Душа ее была под стать телу, и в свои пятнадцать лет Мабиль Тальва, графиня Белемская (пожалуй, самая богатая и самая могущественная из всех наследниц в Нормандии), отличалась не только неистовыми страстями и жестокостью, редкой даже для одиннадцатого века, – склонность Мабили к обману и коварным интригам, страсть ко лжи и алчность с детских лет приводили в ужас ее кормилиц, подруг, пажей, слуг и даже суровых воинов, охранявших родовые замки.
Справедливости ради надо признать, что эти качества Мабиль явно получила по наследству. Ее отец, Гийом Тальва по прозвищу Заяц, был, вероятно, самым опасным, но вместе с тем и самым трусливым мерзавцем во всей Нормандии.

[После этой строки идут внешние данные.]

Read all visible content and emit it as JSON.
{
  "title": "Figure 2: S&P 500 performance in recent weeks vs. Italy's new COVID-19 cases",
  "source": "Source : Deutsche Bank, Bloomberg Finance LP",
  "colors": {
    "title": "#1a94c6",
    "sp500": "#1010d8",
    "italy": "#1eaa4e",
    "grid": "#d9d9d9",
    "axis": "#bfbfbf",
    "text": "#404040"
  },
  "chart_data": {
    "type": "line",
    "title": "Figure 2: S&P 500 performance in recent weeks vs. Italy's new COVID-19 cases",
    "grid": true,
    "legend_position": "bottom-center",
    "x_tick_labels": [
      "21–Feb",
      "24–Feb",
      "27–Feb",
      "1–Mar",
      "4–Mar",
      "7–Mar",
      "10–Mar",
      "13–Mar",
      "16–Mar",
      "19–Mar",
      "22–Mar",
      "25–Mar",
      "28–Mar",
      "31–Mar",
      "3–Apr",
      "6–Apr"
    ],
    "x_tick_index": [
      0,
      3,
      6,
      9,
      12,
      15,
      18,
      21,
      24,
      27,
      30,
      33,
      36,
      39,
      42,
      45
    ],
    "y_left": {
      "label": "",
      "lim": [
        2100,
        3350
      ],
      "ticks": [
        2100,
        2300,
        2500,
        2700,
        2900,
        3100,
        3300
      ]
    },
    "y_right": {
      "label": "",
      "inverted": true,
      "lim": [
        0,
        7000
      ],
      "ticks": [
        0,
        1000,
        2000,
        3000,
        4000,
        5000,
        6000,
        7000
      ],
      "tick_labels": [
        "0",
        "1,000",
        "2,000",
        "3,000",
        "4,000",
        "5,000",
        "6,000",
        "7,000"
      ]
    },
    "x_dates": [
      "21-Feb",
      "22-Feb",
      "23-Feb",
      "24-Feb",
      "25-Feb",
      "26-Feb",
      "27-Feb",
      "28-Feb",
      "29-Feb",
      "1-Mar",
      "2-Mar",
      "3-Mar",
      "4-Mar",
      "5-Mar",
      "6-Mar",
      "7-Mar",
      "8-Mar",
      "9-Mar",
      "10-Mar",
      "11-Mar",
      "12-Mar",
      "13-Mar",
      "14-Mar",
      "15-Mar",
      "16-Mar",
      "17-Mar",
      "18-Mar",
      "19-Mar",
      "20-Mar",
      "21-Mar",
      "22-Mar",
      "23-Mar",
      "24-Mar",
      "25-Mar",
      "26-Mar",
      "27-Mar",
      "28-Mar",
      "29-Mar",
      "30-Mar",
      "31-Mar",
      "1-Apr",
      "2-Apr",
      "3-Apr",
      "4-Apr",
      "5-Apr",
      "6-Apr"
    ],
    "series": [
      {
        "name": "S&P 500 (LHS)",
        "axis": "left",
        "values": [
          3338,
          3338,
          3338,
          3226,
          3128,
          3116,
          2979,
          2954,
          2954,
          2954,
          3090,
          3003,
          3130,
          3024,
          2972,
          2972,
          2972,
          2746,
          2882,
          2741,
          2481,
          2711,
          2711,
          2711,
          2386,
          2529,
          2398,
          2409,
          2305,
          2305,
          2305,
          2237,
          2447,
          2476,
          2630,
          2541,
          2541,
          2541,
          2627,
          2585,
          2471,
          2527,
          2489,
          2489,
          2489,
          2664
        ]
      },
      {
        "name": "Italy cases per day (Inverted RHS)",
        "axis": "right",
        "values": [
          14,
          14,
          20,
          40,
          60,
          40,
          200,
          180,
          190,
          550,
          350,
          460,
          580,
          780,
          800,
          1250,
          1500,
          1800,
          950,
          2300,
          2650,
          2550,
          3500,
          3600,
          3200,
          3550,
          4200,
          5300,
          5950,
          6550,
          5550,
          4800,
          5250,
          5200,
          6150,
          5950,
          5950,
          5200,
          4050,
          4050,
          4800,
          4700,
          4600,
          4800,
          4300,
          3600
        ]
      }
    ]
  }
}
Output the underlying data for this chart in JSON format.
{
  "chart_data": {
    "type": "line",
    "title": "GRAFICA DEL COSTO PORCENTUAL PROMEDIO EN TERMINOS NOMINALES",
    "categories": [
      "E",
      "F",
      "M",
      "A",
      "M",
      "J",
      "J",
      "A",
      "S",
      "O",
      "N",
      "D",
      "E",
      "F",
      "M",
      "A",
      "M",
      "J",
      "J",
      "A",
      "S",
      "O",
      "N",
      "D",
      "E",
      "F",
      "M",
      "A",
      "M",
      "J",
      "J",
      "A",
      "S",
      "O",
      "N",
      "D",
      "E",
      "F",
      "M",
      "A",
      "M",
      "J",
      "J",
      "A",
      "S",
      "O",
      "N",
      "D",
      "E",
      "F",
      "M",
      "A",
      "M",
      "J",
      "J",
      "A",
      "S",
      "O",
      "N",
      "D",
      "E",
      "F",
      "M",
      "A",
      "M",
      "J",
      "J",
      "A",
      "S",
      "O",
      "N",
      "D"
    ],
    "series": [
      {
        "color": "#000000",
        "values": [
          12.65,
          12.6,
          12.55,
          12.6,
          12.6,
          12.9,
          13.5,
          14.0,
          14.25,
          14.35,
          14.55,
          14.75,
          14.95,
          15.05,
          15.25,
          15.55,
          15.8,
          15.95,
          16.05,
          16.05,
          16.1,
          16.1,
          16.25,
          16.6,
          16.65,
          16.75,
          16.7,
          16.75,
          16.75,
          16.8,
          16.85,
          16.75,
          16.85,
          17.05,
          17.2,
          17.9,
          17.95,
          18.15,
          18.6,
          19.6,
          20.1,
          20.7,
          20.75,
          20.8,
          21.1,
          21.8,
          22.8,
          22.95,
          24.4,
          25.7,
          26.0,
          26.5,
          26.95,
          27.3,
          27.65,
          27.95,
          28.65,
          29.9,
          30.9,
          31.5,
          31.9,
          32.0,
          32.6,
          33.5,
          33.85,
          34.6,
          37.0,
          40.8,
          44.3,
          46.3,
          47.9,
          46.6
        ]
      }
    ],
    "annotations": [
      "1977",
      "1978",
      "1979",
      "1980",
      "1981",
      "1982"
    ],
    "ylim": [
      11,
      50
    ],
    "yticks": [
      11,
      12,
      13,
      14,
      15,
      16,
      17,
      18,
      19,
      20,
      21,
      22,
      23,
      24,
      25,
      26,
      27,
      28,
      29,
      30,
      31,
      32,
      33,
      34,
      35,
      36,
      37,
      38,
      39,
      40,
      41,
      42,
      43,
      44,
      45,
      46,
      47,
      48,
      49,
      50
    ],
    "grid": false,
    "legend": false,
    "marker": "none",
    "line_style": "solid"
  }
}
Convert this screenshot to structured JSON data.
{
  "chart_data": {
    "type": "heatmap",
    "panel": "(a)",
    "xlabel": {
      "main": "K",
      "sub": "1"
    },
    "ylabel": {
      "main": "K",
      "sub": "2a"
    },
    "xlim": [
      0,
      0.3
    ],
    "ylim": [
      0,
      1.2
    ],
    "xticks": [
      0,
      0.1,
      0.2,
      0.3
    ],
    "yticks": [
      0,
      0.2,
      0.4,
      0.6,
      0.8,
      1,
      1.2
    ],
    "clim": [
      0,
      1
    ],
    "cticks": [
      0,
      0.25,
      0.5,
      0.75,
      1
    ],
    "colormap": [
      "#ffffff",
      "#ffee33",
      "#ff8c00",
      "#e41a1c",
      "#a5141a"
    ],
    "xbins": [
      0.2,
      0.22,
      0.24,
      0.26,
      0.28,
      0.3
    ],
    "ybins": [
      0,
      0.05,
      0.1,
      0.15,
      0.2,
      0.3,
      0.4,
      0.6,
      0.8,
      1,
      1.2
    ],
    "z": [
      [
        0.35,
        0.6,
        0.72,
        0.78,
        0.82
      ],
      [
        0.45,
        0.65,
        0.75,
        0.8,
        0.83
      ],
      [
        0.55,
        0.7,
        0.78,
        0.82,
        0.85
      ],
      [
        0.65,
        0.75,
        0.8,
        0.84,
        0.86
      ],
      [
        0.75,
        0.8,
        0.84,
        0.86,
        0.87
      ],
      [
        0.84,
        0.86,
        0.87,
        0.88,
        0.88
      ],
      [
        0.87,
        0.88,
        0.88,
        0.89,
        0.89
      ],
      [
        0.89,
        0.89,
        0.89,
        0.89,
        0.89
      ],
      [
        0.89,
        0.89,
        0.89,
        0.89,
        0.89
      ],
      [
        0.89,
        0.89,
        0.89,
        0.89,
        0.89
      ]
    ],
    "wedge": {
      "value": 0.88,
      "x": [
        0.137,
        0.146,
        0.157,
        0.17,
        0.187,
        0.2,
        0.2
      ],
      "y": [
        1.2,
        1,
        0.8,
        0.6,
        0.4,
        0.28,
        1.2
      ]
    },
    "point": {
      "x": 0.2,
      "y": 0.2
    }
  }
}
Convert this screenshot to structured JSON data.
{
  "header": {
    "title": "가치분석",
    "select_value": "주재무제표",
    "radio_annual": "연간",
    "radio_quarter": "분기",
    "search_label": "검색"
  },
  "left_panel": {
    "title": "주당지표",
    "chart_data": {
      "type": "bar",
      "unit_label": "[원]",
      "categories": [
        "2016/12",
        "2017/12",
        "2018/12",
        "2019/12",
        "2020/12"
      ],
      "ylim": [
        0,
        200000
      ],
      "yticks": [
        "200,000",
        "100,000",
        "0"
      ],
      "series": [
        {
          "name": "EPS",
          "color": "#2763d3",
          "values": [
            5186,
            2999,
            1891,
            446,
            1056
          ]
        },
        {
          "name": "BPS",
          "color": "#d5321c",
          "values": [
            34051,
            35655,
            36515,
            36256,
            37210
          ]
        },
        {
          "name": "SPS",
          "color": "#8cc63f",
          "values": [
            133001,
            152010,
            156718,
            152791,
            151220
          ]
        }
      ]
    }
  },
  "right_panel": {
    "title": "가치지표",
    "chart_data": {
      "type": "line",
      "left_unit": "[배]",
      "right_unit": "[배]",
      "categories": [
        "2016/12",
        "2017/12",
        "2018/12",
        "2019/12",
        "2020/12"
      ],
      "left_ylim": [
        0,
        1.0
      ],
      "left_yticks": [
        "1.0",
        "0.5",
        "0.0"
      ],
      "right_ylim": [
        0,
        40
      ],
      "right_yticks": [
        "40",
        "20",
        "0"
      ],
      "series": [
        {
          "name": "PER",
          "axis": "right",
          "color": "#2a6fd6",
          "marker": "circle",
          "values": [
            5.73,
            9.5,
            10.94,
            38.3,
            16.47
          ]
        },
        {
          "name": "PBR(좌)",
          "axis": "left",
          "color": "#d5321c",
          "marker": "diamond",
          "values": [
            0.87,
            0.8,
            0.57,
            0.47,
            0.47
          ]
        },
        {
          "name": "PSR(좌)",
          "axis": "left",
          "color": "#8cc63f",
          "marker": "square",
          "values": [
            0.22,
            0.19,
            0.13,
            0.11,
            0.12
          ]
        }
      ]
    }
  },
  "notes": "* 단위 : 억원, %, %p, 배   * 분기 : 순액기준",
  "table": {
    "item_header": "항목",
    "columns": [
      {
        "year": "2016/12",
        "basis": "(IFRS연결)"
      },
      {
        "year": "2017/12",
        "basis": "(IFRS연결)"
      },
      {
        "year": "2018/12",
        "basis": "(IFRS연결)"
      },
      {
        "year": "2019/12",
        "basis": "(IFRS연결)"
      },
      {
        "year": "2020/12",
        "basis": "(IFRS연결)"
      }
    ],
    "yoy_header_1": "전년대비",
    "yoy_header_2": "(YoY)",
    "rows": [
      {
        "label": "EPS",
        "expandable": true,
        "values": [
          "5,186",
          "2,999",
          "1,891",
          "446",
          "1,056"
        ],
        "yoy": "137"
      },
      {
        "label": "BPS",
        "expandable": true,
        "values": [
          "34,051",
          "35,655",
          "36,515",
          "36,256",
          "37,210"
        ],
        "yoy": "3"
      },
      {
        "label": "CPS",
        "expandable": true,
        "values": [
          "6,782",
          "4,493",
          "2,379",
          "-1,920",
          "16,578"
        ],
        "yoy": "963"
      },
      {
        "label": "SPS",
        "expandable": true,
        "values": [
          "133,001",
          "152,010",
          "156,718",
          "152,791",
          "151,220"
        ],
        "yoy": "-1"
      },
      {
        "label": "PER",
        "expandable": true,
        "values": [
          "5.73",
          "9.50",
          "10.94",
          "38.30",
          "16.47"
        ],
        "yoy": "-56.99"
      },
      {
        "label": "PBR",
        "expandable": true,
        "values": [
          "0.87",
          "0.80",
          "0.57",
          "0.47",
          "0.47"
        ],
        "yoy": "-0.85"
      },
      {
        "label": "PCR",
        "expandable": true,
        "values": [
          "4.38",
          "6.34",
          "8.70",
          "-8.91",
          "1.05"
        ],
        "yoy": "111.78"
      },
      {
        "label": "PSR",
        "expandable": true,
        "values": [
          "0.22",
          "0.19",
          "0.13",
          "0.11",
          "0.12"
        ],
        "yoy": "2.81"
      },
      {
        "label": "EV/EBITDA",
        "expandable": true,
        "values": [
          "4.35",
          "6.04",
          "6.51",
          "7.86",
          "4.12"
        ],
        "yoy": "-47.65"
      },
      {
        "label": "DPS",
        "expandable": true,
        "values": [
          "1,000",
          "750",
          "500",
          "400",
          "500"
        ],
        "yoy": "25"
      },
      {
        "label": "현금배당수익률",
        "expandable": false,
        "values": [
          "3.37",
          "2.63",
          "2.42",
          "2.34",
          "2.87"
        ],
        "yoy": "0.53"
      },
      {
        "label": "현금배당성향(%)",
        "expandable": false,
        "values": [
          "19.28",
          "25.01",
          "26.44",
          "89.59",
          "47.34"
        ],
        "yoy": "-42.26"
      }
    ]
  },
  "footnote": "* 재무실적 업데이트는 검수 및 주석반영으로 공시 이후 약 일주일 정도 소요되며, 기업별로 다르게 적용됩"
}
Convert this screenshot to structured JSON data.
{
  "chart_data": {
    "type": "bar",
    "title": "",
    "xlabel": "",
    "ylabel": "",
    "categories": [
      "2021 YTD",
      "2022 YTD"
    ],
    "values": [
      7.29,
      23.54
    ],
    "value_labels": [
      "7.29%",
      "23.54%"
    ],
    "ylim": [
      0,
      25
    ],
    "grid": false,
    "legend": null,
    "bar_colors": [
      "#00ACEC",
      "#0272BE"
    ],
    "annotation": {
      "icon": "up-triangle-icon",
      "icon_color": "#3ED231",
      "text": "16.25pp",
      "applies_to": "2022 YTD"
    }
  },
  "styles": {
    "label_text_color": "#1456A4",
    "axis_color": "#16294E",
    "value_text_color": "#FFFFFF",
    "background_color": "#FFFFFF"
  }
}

Гийом Заяц происходил из старинной бретонской семьи, которая веком раньше пришла искать счастья на плодородных нормандских землях. Среди его предков, надо сказать, были и достойные люди. Первому из Тальва Ивону, умнице, строителю стенобитных орудий, выпала большая удача – вырвать из рук Людовика Заморского юного герцога Ричарда I Нормандского. По услуге было и вознаграждение: обширное и богатое графство, в которое входил весь Перш.
Сын Ивона Гийом получил во владение землю Алансонне. Он тоже был строитель, но сооружал крепости. Гийом воздвиг укрепленные замки в городах Белем, Донфрон, Мортань, Алансон. Насилие было тайным грехом рода Тальва, чем богаче становился Гийом, тем алчнее стремился он к большей власти. Скоро у него было куда больше врагов, чем замков…
В ту пору Нормандия совсем недавно была покорена суровыми и жестокими северянами-викингами, и в этих краях дипломатии почти не существовало. Подлинной властью обладало только оружие, силу закона заменяла военная сила. Даже герцогам едва удавалось поддерживать видимость порядка.
Так Гийом Тальва, восставший против Роберта II по прозвищу Дьявол, был уничтожен почти со всей своей семьей. Из четырех его сыновей уцелел лишь младший – Гийом-Заяц, который с великим умением избегал подставляться под удары и благодаря своей хитрости легко заполучил все огромное состояние семьи.
Став графом Белемским, он железной рукой правил в своих владениях и самоуверенно считал, что ему все дозволено. Да и кого ему было бояться? Герцог Роберт, погибший в Святой Земле, оставил после себя наследником одного бастарда, маленького Гийома, дитя его любви с Арлетт, красивой дочерью кожевника из Фалеза. Против этого младенца поднялись все знатные бароны, алчные и уверенные в том, что они быстро расправятся с беспомощным, почти лишенным поддержки мальчишкой, а потом перережут друг друга в борьбе за герцогскую корону. Несколько верных сторонников юного Гийома переправили его во Францию, вверив покровительству короля, но отсутствие верховной власти в Руане оставляло баронам простор для любых жестоких фантазий…
В один прекрасный день Тальва – он уже был женат и имел троих детей – влюбился в молоденькую девушку, кстати, очень богатую, ибо у него чувства всегда опирались на материальную основу. Прежняя его супруга, кроткая и непорочная Геребурга, стала досадной помехой этим планам, а Тальва не терпел никаких помех…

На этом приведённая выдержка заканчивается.